Introduction
Data is the currency of today’s economy. For Kenyan SMEs, customer contacts, employee records, and payment details are critical for daily operations. But with this opportunity comes responsibility. The Data Protection Act (DPA) 2019 requires businesses to collect, process, and store data responsibly.
Non-compliance is costly. Penalties can reach KES 5 million or 1% of annual turnover, whichever is higher. Beyond fines, businesses risk reputational damage and loss of customer trust. On the positive side, compliance enhances brand credibility, builds loyalty, and opens doors to investors who value strong governance.
This article provides a step-by-step Kenya data protection compliance checklist designed for SMEs. It simplifies DPA 2019 obligations and shows practical actions you can implement, even with limited resources.
Understanding DPA 2019 Obligations
Overview of the Data Protection Act 2019
The Data Protection Act (DPA) 2019 aligns Kenya with international privacy laws such as the EU’s GDPR. It applies to any business—large or small—that collects or processes personal data belonging to people in Kenya.
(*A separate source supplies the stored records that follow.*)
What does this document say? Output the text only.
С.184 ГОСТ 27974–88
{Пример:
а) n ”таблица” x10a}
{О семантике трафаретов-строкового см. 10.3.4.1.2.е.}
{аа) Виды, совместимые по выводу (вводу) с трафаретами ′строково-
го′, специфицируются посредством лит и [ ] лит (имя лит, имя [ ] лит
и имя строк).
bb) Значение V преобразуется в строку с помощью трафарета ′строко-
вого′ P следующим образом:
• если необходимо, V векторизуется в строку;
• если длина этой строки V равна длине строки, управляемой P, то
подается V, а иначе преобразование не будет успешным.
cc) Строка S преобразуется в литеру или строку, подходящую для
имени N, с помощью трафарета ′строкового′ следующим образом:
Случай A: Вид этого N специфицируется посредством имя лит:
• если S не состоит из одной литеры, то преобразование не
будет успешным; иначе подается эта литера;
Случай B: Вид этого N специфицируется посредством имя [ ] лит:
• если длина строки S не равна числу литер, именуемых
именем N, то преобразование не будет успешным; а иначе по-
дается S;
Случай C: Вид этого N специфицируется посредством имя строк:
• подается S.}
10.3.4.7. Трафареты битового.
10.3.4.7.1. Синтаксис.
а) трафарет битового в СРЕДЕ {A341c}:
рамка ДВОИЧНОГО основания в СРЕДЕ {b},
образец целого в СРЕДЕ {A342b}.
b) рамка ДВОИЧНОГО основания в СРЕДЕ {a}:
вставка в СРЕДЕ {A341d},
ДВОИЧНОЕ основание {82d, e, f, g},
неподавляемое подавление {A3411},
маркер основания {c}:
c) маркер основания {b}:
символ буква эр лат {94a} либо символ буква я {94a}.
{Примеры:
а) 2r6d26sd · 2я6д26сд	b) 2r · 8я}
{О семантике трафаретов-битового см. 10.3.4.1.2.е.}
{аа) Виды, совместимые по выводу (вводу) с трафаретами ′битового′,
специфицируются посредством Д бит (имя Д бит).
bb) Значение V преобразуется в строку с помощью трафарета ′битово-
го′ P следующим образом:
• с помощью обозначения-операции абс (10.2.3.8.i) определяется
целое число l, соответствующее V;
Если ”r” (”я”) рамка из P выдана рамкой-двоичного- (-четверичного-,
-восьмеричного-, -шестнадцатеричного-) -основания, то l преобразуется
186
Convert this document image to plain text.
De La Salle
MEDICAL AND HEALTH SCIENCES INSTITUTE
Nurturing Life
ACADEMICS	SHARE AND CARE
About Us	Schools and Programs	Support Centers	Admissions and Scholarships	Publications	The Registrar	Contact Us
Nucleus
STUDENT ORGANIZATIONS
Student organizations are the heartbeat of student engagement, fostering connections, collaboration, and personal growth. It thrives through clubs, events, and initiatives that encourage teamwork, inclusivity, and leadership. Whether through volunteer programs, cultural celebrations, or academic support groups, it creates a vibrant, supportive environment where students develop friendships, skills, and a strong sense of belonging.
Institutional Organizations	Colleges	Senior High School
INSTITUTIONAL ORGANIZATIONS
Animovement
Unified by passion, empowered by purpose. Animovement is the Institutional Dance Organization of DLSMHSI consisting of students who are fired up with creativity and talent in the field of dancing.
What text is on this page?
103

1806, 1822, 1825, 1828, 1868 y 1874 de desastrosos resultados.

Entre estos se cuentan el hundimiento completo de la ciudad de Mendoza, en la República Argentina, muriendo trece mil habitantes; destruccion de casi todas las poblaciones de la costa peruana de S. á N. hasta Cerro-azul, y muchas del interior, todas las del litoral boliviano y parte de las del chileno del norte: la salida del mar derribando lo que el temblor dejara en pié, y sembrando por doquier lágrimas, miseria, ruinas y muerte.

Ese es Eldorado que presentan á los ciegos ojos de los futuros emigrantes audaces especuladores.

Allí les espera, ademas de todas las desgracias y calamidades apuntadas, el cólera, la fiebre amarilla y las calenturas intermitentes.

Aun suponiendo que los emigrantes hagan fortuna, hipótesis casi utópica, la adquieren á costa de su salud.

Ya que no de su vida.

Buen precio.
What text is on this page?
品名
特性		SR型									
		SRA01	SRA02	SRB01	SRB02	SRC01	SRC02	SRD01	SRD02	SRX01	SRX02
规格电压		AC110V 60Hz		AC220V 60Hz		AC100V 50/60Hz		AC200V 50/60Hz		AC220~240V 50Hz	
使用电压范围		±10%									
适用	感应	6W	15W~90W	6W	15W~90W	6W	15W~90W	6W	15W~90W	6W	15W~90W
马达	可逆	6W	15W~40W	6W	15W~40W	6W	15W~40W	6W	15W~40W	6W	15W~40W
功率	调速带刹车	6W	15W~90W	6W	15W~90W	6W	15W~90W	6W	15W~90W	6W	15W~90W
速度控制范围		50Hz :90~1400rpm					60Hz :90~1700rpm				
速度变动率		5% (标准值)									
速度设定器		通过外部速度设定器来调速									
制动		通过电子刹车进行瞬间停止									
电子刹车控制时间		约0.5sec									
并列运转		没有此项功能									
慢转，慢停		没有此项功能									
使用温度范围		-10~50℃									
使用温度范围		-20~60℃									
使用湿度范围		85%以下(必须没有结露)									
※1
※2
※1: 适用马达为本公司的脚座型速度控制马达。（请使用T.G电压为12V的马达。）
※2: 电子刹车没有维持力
The law is anchored on key principles:
- Transparency – individuals must know how their data is used.
- Purpose limitation – collect data for specific, lawful purposes only.
- Data minimization – only gather what you really need.
- Accuracy – keep records up to date.
- Storage limitation – don’t keep data longer than necessary.
- Confidentiality and integrity – safeguard data from breaches and unauthorized access.
Two roles are recognized under the Act:
- Data Controllers – decide how and why personal data is processed.
- Data Processors – handle data on behalf of controllers.
In reality, most SMEs in Kenya play both roles. For instance, a salon storing customer phone numbers for promotions is a controller, but if it uses an email marketing tool, it also acts as a processor.
Oversight rests with the Office of the Data Protection Commissioner (ODPC), which monitors compliance, registers businesses, and enforces penalties.
Registration Requirements with the ODPC
Registration with the ODPC is mandatory for many SMEs. Businesses that handle sensitive or large volumes of personal data must register. Common examples include:
- Financial services (banks, SACCOs, microfinance)
- Healthcare providers (clinics, hospitals, pharmacies)
- Educational institutions (schools, colleges, training centers)
- E-commerce and digital platforms
- Marketing and advertising agencies
The process is simple:
- Apply via the ODPC online portal.
- Provide details on your business, the type of data collected, and security measures in place.
- Pay the applicable fee (KES 1,000 – 40,000 depending on sector and business size).
Once approved, you receive a certificate valid for one year. Renewal is mandatory. Displaying this certificate reassures customers that your business values privacy.
Failure to register, when required, can trigger investigations, fines, and even suspension of data operations.
Penalties for Non-Compliance
The DPA 2019 is strict. Businesses that ignore it face consequences that go beyond financial losses.
Legal penalties include:
- Fines of up to KES 5 million or 1% of annual turnover.
- Civil liability—individuals can sue for damages.
- Criminal sanctions in cases of deliberate misuse.
Business risks include:
- Loss of trust and customer loyalty.
- Reputational damage amplified by social media.
- Disruption of operations through ODPC investigations.
Recent enforcement actions, like the ODPC’s move against Worldcoin in 2023, prove that regulators are serious. Even though SMEs may not operate at that scale, the lesson is clear: compliance is not optional.
Adopting compliance early helps SMEs build trust and remain competitive in an increasingly digital economy.
Step-by-Step Compliance Actions
Consent Management
Consent is the foundation of data protection. SMEs must ensure customers know what they’re agreeing to before sharing their data.
Best practices for consent include:
- Be transparent – explain why data is needed (e.g., “We collect your phone number to confirm delivery”).
- Use clear language – avoid technical jargon.
- Don’t bundle consent – marketing consent should be separate from service consent.
- Allow easy withdrawal – customers should be able to opt out at any time.
- Keep records – document when and how consent was given.
For example, an online clothing shop should let customers tick a box if they want promotional emails. Pre-ticked boxes or silent assumptions do not qualify as consent.
Equally important is respecting withdrawals. If a customer unsubscribes, you must immediately stop sending marketing messages. Ignoring this exposes your business to complaints and possible ODPC penalties.